Das Reisen zu dieser Zeit war noch recht umständlich und unbequem, war doch der Suezkanal noch nicht vorhanden. So mußten Reisende aus Europa in Alexandria anlanden und auf dem Landweg Suez zu erreichen versuchen. Dort angekommen konnte man allerdings die für ihre luxuriöse Ausstattung bekannten P&O-Schiffe benutzen und sich entspannen. In bequemen Kabinen wurde man mit gutem Essen und Getränken verwöhnt.
Der Luxus und die Sicherheit soll derart außergewöhnlich gewesen sein,daß sich eine Mrs Dulcimer 1863 nach einem Schiffbruch mit P&O wie folgt äußerte:

"Wenn Sie jemals in die Lage kommen sollten Schiffbruch zu erleiden liebste Laura,versuchen Sie, daß diese Katastrophe für Sie von der P&O - Gesellschaft durchgeführt wird. Ich glaube, andere Gesellschaften würden Sie manchmal ertränken- und ertrinken ist ein sehr prosaisches Arrangement das eher für seefahrendes Volk und Passagiere der zweiten Klasse passend ist. Ich wurde gerade Schiffsbrüchig unter der Leitung der P&O und ich versichere Ihnen, daß dies das erfreulichste ist,was man sich vorstellen kann! Es hatte natürlich eine oder zwei Härten, aber das hat auch ein Picknick, und das Wrack war eins der angenehmsten Picknicks die man sich vorstellen kann."
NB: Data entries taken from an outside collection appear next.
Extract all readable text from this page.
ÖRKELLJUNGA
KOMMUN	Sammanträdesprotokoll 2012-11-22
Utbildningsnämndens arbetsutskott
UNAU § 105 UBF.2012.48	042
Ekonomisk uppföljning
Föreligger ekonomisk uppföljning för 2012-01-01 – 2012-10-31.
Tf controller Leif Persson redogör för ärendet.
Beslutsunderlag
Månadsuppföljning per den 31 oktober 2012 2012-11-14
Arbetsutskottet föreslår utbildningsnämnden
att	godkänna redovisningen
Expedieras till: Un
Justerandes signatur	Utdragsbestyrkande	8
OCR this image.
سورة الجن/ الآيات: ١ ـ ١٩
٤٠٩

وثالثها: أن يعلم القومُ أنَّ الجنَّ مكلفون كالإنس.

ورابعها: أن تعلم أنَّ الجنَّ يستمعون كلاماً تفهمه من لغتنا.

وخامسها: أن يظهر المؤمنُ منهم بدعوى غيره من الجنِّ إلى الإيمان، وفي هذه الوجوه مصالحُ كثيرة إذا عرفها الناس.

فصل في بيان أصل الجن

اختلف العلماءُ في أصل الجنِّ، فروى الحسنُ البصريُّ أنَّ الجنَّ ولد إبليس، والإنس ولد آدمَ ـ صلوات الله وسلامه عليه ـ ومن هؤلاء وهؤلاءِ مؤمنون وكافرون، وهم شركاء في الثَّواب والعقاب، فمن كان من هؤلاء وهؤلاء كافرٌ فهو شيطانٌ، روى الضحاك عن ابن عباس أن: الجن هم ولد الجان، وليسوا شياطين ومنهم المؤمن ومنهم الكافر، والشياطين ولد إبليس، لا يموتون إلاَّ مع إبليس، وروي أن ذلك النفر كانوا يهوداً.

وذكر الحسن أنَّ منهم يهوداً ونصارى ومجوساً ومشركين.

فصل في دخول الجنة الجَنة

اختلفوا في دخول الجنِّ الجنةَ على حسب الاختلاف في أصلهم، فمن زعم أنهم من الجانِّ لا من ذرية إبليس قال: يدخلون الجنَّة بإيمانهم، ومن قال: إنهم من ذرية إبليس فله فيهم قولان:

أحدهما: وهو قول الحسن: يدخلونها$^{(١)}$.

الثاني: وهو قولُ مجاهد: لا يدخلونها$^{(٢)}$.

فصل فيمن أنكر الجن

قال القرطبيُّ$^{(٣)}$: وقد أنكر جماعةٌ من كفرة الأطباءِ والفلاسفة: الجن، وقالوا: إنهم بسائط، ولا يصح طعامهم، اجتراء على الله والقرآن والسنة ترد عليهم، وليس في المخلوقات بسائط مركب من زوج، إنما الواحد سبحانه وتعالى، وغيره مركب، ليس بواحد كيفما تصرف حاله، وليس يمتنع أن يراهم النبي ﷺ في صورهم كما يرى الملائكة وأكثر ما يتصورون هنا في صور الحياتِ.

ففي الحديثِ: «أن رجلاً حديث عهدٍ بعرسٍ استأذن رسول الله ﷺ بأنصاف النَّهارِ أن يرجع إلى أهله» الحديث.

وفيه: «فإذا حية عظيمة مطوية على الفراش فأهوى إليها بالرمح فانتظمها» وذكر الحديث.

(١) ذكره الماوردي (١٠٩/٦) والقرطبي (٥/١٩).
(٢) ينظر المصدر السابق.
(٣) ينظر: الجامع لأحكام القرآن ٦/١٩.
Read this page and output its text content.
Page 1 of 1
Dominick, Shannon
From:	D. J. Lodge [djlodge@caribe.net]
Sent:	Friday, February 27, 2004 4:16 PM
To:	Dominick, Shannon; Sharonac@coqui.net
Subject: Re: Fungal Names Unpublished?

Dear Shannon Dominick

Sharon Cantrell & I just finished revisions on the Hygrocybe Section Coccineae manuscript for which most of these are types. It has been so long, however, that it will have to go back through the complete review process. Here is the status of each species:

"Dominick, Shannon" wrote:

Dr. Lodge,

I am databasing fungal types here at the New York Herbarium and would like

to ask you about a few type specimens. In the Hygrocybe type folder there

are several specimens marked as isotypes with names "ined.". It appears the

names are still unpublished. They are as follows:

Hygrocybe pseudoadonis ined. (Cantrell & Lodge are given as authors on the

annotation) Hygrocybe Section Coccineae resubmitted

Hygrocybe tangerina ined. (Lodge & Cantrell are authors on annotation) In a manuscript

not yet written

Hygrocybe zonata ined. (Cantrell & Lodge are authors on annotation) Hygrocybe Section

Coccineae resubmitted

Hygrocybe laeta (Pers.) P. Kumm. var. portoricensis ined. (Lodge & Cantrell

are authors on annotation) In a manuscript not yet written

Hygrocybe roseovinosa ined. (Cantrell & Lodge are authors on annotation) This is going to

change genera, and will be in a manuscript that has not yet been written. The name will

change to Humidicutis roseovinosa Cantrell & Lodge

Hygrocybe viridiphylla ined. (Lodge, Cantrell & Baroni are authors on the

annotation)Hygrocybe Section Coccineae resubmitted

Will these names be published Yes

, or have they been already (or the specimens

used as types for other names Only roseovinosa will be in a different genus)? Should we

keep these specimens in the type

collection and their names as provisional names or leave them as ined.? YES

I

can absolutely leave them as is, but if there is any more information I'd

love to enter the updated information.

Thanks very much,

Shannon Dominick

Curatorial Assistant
Doch zurück zu der am 12.September 1869 angetretenen Seereise:
Wie auch die Reisenden bisher waren die Passagiere der S.S.Carnatic den Landweg von knapp 400km aus Alexandria gekommen.Bis zur Eröffnung des Suezkanals sollten noch drei Monate vergehen- verständlich,daß man dies nicht abwarten wollte oder sogar die weitaus unangenehmere Route um das Kap der Guten Hoffnung herum.
Neben den Passagieren und der Post befanden sich noch diverse andere Güter auf der Ladeliste:
Baumwollballen, Kupferbarren,Flaschen mit Portwein,Champagner,Bier und Sodawasser (weshalb man es heute auch "Flaschenwrack" nennt) für den Verzehr unterwegs und für die Europäische Kolonie im Indischen Dominion und.........GOLD!!!!
Im Tresor des Kapitäns Philip Buton Jones aus Liverpool (seit 1867 auf der S.S. Carnatic und seit 1858 Kapitän) lagen Goldmünzen im Wert von 40.000 Pfund !!! Der Legende nach handelte es sich um bereits gemünzte Geldstücke aus Gold.Anderen Quellen zufolge handelte es sich um Goldmünzenrohlinge für die Indische Münzanstalt.
Doch zurück zum Schiff und dem weiteren Verlauf der Reise. Das Auslaufen aus dem Hafen verlief reibungslos, und auch der Rest der Reise verhieß Entspannung pur - nur....hatte während der Nacht ein nördlicher Wind das Schiff unbemerkt vom Kurs versetzt. Es gab keinen Sturm oder etwas ähnliches, das Schiff lief unter ruhigen Bedingungen durch ein Gebiet mit Riffen die noch nicht genau vermessen waren. Dies führte natürlich zu nicht sehr zuverlässigen Seekarten. Hinzu kamen die bei diesem Licht nicht gut zu ortenden Riffe....und schon war`s passiert!
Um 01.00 Uhr morgens sichtete der 2.Offizier noch Shadwan Island recht voraus und änderte den Kurs nach 46° Süd rechtweisend,korrigierte sich gelegentlich mit Steuerschlägen nach 51° Süd rechtweisend als um 01.18 Uhr plötzlich Brecher gesichtet wurden! Trotz eines schnellen Ruderkommandos nach Hart Steuerbord und dem Maschinenkommando "Volle Fahrt zurück!" war nichts mehr zu machen.
Die S.S. Carnatic lief trotz dieses vergeblichen,stürmischen Ausweichmanövers in den frühen Morgenstunden des 13. September 1869 auf das Riff beim Shab Abu Nuhas auf !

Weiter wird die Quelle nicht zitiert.